蕭吟站起來,迷茫的四處看著,然後向著那爭執處看去。
蕭吟一步一步地走向屏風。
屏風後依舊是爭執的聲音。
“主君,蘇巧巧隻是一個人間的妓女,在人間都不是什麼正經姑娘,先不說她身份,就單說學識長相,她哪裏比得了夫人?”
“主君?”蕭吟疑惑。
蕭吟繞過屏風,一瞬間瞳孔猛地增大。
“你們……”
蕭吟看著麵前兩個活生生的人,雖然他不認識,但是岐淵之南一直照著岐淵之北的風尚,這衣著打扮,分明就是尊主身份。
但是那些人像是看不見蕭吟一樣。
那位主君看上去年過四十,但是依舊樣貌出挑。那人手上拿著一本書,和麪前謀士打扮的人對談。

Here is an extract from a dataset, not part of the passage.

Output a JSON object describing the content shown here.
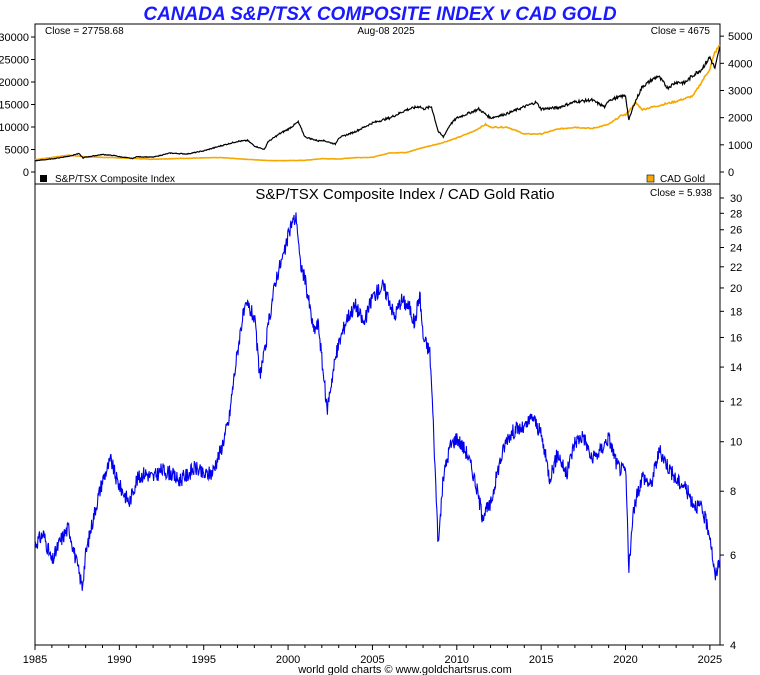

“我一定要救巧巧,如果你再敢阻攔,我就把人的腦袋砍下來!”
主君一聽到這人詆毀那個叫做蘇巧巧的人,頓時火冒三丈,嚇得那人離開跪地不起。
“主君,可是神魂相連的喚醒之術兇險萬分,如果您用這個辦法,很容易和她一起死啊!”
“神魂相連……”
還沒等蕭吟想到什麼,那主君脾氣大得很,盛怒之下,一掌轟向蕭吟。
“啊!”
蕭吟猛地坐起,才發現隻是自己睡著了。